Einhäupl: Erstens würde ich ihm entgegnen, dass es die ja doch jetzt bereits gibt. Es ist doch eine Illusion zu glauben, dass alle Universitäten in Deutschland gleich gut sind. Aber es muss ja auch eine Differenzierung der Universitätslandschaft geben, wenn Sie bedenken, dass in den USA eben auch nicht 20 oder 30 Elite-Universitäten, sondern nur wenige existieren. Wir wären ja schon froh, wenn wir in Deutschland nur fünf Universitäten hätten, die bei den ersten 50 dabei wären. Aber Sie wissen, dass die erste deutsche Universität auf Platz 47 erscheint auf einem weltweiten Ranking von Universitäten.

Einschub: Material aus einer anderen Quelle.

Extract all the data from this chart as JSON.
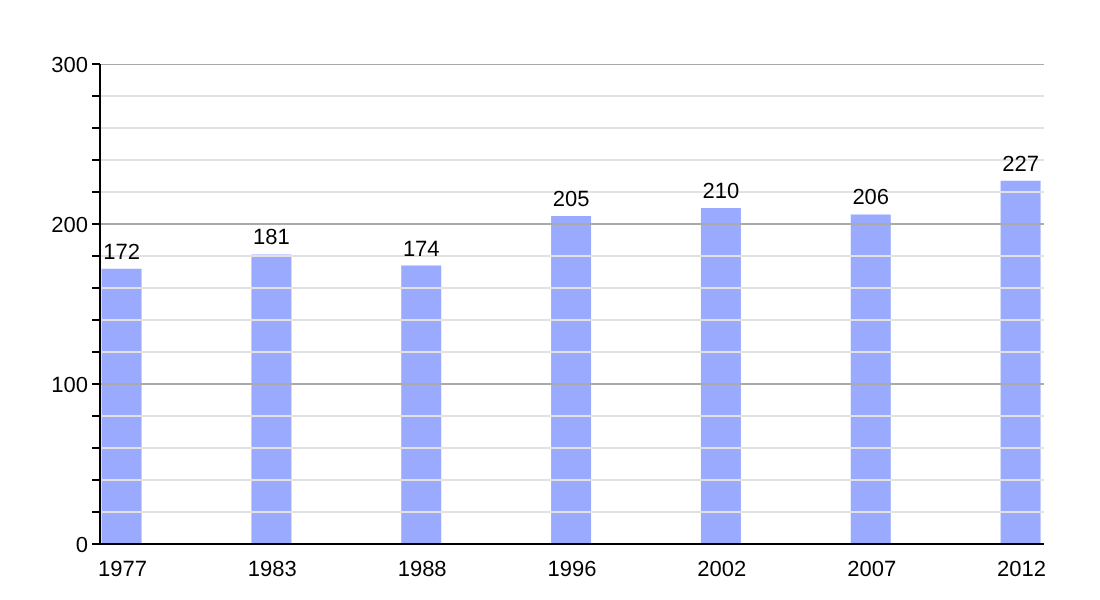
{
  "chart_data": {
    "type": "bar",
    "categories": [
      "1977",
      "1983",
      "1988",
      "1996",
      "2002",
      "2007",
      "2012"
    ],
    "values": [
      172,
      181,
      174,
      205,
      210,
      206,
      227
    ],
    "color": "#99aaff",
    "data_labels": true,
    "grid": "y",
    "ylim": [
      0,
      300
    ],
    "yticks": [
      0,
      {
        "value": 20,
        "label": null
      },
      {
        "value": 40,
        "label": null
      },
      {
        "value": 60,
        "label": null
      },
      {
        "value": 80,
        "label": null
      },
      100,
      {
        "value": 120,
        "label": null
      },
      {
        "value": 140,
        "label": null
      },
      {
        "value": 160,
        "label": null
      },
      {
        "value": 180,
        "label": null
      },
      200,
      {
        "value": 220,
        "label": null
      },
      {
        "value": 240,
        "label": null
      },
      {
        "value": 260,
        "label": null
      },
      {
        "value": 280,
        "label": null
      },
      300
    ]
  }
}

Ostermann: Wann, glauben Sie, kommt denn wieder Bewegung in die Föderalismus-Debatte? - und das ist ja der Hintergrund. Erst nach den Landtagswahlen in Nordrhein-Westfalen?
Einhäupl: Nun, ich vermute mal, dass das mit einer der Gründe ist, warum jetzt eine weitere Aufschiebung erfolgt. Ich habe aber die große Hoffnung, dass dann doch im Juni eine Entscheidung wirklich jetzt endgültig getroffen wird. Wenn das nicht passieren würde, das wäre ein verheerendes Signal hinein in die Wissenschaft. Aber nicht nur in die Wissenschaft: Das Programm ist ja auch im Ausland hoch beachtet worden, man hat wirklich gesagt, das sei seit langer Zeit ein großer Schritt nach vorne in Deutschland. Und natürlich schmunzelt man jetzt auch im Ausland, wenn man hört, welches Theater wir machen, um diesen dringenden Schritt endlich zu vollziehen.
Ostermann: Der Wissenschaftsrat berät Länder und Bund. Haben Sie eigentlich das Gefühl, dass Ihre Einrichtung, Ihre Organisation ernst genommen wird?
Einhäupl: Ich glaube schon, dass wir üblicherweise ernst genommen werden. Das ist ja nun ein hoch politisches Thema, wo die Spitzenpolitiker aller großen und auch kleinen Parteien und Ministerpräsidenten, aber auch der Bundeskanzler involviert sind. Das ist ein ganz wichtiges politisches Thema. Ich glaube schon, das wir ernst genommen werden, aber hier geht es ja nicht um den Wissenschaftsrat. Hier geht es um die Hochschulen im Lande. Hier geht es um die außeruniversitären Forschungseinrichtungen, die sind ja auch betroffen, denn der Pakt für Innovationen ist ja auch gebremst. Auch die sind darauf angewiesen, dass sie langfristig ihre Planungen machen können. Das können sie nur, wenn dieser Pakt verabschiedet wird.